Da ertappt mein müdes Sehorgan den Haken. Eine dicke, fette Eins prangt auf der Plexiglasscheibe vor dem paradiesisch leeren Sitzgelegenheiten.

Aber nun bin ich schon die Treppe emporgestiegen. Also lasse ich mich enttäuscht vor der transparenten Trennwand am oberen Ende der Treppe nieder. Einige der anderen müden Zugpassagiere tun es mir gleich. Weit und breit scheint kein Platz mehr frei zu sein. Nur hinter dieser vermaledeiten Glastür. Aber wer kaufte schon ein Erste-Klasse-Ticket für einen Regional-Zug? Genau, niemand. Deshalb ist das Abteil auch leer. Und der Rest des Zuges überfüllt. Pervers, denke ich mir im Stillen. Wir pferchen uns hier wie artfremd gehaltene Hühner in die Zwischenräume eines Bahnwagons, und die teuren Plätze, die über unserer Preiskategorie, bleiben ungenutzt. Aber nun ja. Ich setze also meine Kopfhörer auf und flüchte in die Welt beruhigender Rock-Musik.

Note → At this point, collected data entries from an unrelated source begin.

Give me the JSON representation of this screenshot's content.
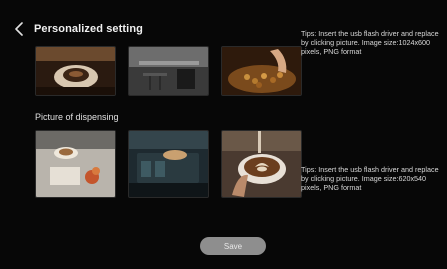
{
  "header": {
    "title": "Personalized setting",
    "back_icon": "chevron-left-icon"
  },
  "section_dispensing": {
    "title": "Picture of dispensing"
  },
  "tips": {
    "top": "Tips: Insert the usb flash driver and replace by clicking picture. Image size:1024x600 pixels, PNG format",
    "bottom": "Tips: Insert the usb flash driver and replace by clicking picture. Image size:620x540 pixels, PNG format"
  },
  "save_label": "Save"
}
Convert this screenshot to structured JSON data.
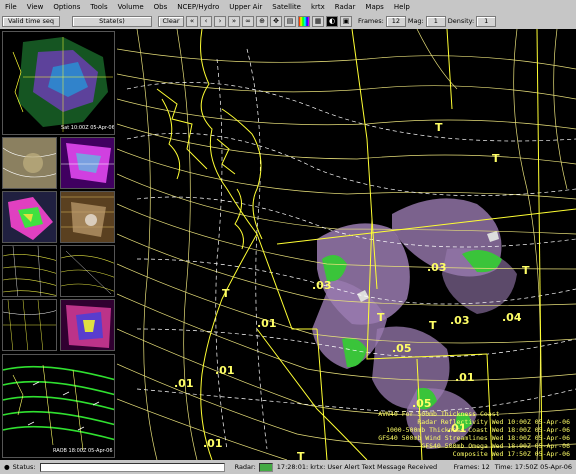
{
  "menu": [
    "File",
    "View",
    "Options",
    "Tools",
    "Volume",
    "Obs",
    "NCEP/Hydro",
    "Upper Air",
    "Satellite",
    "krtx",
    "Radar",
    "Maps",
    "Help"
  ],
  "toolbar": {
    "loop_mode": "Valid time seq",
    "scale": "State(s)",
    "clear": "Clear",
    "frames_label": "Frames:",
    "frames_value": "12",
    "mag_label": "Mag:",
    "mag_value": "1",
    "density_label": "Density:",
    "density_value": "1"
  },
  "thumb_top_label": "Sat 10:00Z 05-Apr-06",
  "thumb_bottom_label": "RAOB 18:00Z 05-Apr-06",
  "map_labels": {
    "t1": "T",
    "t2": "T",
    "t3": "T",
    "t4": "T",
    "t5": "T",
    "t6": "T",
    "t7": "T",
    "v1": ".01",
    "v2": ".01",
    "v3": ".01",
    "v4": ".01",
    "v5": ".03",
    "v6": ".03",
    "v7": ".03",
    "v8": ".04",
    "v9": ".05",
    "v10": ".05",
    "v11": ".01",
    "v12": ".01"
  },
  "legend": [
    "Radar Reflectivity  Wed 10:00Z 05-Apr-06",
    "1000-500mb Thickness Coast  Wed 18:00Z 05-Apr-06",
    "GFS40 500mb Wind Streamlines  Wed 18:00Z 05-Apr-06",
    "GFS40 500mb Omega  Wed 18:00Z 05-Apr-06",
    "Composite  Wed 17:50Z 05-Apr-06"
  ],
  "legend_partial": "AVN40 For 500mb Thickness Coast",
  "status": {
    "label": "Status:",
    "radar_label": "Radar:",
    "message": "17:28:01: krtx: User Alert Text Message Received",
    "frames_label": "Frames:",
    "frames_value": "12",
    "time_label": "Time:",
    "time_value": "17:50Z 05-Apr-06"
  },
  "colors": {
    "contour": "#e8e07a",
    "map_border": "#ffff33",
    "streamline": "#ffffff",
    "radar_purple": "#9a7bb0",
    "radar_green": "#3ac43a"
  }
}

Wenige Minuten später bemerke ich einen kleinen, ründlichen Mann in Uniform, der sich durch die Menschentierhaltekäfige zu wühlen scheint. Immer wieder "die Fahrscheine bitte" sagend. Nun jedoch kommt er zu unserer Treppe. "Haben sie erste Klasse Tickets?" fragt er. Ein Mann schreit auf "was!?" und der gute Mann in Uniform wiederholt seine zuvor gestellte Frage in einem etwas lauteren Volumen. "Wir sitzen hier auf einer Treppe" sagt der andere Mann. "Das hier ist die erste Klasse, wenn Sie kein Erste-Klasse-Ticket haben, gehen Sie bitte in einen Zweite-Klasse-Wagon." Sagt der Mann in der Uniform. "Eine Erste-Klasse-Treppe?" Sagt der andere Mann. "Ja." Sagt der Uniformierte. "Eine richtig gute Treppe also?!" Fragt der andere Mann wieder. "Ja, das ist eine Erste-Klasse-Treppe." Sagt der uniformierte, dicke, kleine Mann. Ich sage "das ist doch pervers" und gehe weiter, in das nächste Abteil.

Kein Platz. Und immer weiter. Zwei Wagons später entdecke ich einen fast leeren Abteil. Eine große Zwei prangt über allem. Ich nehme Platz und denke mir, hätte uns das der kleine, dicke, ründliche Mann in der Bahn-Uniform gerade eben nicht sagen können?

Deshalb schreibe ich keinen Liebesbrief an die Deutsche Bahn.